6. Tamper Proof Video Inspection

An AI-based video recording assessment is more accurate than a manual or photo-based inspection. It reduces the chances of fraud to a much greater extent by capturing a more comprehensive view of the vehicle. Some advantages of using Inspektlabs' 360-degree video recording solution for damage assessment:

  • Records all vehicle zones, detects damages, and assigns damages to parts automatically.
  • Videos are much harder to tamper with, and the report's authenticity can be trusted.
  • A 360-degree video gives the AI platform more perspectives, increasing the accuracy of fraud detection.
  • Unlike in a photo or manual inspection, certain parts or areas of a car cannot be skipped during a real-time live video recording.

7. Detection of Car Switching during Video Capture

Switching cars in between a photo or video inspection is a common method of hiding damages. A person who intends to hide existing damages in the car being assessed will switch cars when shooting the section of the car that is damaged. In case of a video, the person will cover the camera with a finger or pause recording and move over to another car.

Inspektlabs' AI-based video inspection completely prevents this from happening. The video is transmitted to the backend AI system in real-time, as it is being shot so the user cannot pause or tamper with it. The AI also detects any discrepancies in the video, like sudden movements that blur the image or if the camera is covered with a finger, and flags this as an anomaly.

8. Metadata Analysis

Videos carry embedded metadata like GPS coordinates, timestamps, media encoder data, etc., that cannot be tampered with. Even if the original video is somehow corrupted, the metadata can be analyzed to get valuable information that will flag a tampered video.

In traditional vehicle damage assessment processes, the metadata of the car inspection video is not checked, and edited videos can slip through as genuine assessments.

However, with an AI solution, a tampered video can't go unnoticed because the AI analyzes the video's metadata to detect any anomalies that could point to video tampering. For example, if the GPS location in the video's metadata and the car's location are not the same, it indicates the user sent a fake or tampered video. If there are multiple timestamps with breaks in between, it indicates the video has been clipped. An AI damage assessment solution can detect and deduce these anomalies.

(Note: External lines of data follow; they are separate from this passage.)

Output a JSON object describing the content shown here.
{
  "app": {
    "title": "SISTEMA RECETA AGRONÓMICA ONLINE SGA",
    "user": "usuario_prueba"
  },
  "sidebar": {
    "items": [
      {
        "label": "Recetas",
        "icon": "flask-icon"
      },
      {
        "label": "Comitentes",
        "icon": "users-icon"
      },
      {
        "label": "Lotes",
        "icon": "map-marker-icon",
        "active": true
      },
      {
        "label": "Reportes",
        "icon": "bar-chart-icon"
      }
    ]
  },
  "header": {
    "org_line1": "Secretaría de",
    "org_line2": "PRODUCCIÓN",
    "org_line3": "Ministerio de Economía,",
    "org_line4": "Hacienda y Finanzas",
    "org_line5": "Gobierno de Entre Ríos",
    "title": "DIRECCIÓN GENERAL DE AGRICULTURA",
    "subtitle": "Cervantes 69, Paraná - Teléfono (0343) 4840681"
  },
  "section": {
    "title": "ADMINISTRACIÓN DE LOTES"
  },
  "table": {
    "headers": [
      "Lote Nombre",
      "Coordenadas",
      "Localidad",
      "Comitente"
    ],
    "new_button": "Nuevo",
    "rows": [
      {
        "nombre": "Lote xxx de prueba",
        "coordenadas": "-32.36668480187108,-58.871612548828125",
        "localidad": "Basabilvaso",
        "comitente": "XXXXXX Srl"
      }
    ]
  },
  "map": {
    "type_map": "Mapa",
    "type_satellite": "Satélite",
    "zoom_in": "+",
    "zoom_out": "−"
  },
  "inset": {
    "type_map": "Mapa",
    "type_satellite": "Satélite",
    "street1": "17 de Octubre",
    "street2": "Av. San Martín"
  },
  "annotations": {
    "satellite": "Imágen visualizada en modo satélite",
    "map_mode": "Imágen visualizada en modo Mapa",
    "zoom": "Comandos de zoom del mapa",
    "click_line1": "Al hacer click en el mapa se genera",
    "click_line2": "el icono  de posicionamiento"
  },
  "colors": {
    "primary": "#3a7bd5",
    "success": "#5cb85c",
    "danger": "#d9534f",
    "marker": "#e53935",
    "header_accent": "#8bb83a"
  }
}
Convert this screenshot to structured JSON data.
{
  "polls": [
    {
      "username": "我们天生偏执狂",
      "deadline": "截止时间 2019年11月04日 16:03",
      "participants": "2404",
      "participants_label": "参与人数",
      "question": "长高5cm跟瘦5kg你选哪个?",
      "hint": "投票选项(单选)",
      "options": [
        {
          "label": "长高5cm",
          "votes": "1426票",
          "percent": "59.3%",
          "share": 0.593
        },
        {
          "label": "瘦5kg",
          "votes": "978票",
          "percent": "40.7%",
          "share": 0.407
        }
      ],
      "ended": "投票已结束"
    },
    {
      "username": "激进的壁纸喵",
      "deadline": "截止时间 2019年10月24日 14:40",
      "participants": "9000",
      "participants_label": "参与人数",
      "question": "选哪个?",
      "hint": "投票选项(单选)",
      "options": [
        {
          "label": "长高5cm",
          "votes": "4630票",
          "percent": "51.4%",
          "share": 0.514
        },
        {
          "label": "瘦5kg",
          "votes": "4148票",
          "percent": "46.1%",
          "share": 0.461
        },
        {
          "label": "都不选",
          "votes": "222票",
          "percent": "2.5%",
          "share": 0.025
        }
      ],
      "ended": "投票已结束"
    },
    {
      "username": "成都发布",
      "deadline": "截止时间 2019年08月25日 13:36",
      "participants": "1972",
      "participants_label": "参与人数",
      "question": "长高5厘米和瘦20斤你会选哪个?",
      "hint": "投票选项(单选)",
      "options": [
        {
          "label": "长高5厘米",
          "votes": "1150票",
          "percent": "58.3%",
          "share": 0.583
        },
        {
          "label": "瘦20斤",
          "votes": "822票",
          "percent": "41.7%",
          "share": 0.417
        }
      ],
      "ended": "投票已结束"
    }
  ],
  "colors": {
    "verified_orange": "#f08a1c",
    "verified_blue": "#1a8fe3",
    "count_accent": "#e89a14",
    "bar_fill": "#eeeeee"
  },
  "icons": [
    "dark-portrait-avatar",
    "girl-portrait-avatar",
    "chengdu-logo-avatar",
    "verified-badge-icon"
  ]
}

9. Match VIN and License Plate

The VIN and registration number are unique for a vehicle and are good indicators of authenticity during an assessment. An agent or user recording an inspection video is required to also include the VIN and license plate in the shot to prove the correct car is being inspected.

However, since videos can be tampered with, a video that is shot by the user or an agent on their phones cannot be trusted even if it has the VIN and license plate in the shot.

An AI-based car damage assessment platform solves this problem. Since the video is transmitted to the platform in real-time, the user cannot doctor the video. The agent or user is required to show the VIN and license plate at the start of the video, and it can then be assumed that the rest of the video is legitimate.

The AI solution also uses OCR to read text from the license plate, VIN, documents, and odometer and then matches it to the documents on file.

10. Detect Stickers

Pasting stickers to cover damages is a common method of defrauding an insurance or car rental company. People either cover damages completely or add stickers that make it difficult for an auto damage detection tool to detect damages.

On the flip side, people making claims sometimes add stickers that simulate damages, and these get picked up by the auto damage detection tool, thus increasing the claim's value.

Inspektlabs' AI is designed to detect stickers and deduce their purpose on the car - whether for aesthetics or to commit fraud.

Conclusion

The auto insurance and mobility players such as car rental and car auction players deal with a lot of fraud pertaining to car inspections.

However, advancements in technology have made the task of preventing auto inspection fraud easier than it used to be. Companies can now do away with manual processes and legacy technology, which are slow and error-prone, and implement modern AI-based solutions that automate and accelerate the entire inspection process.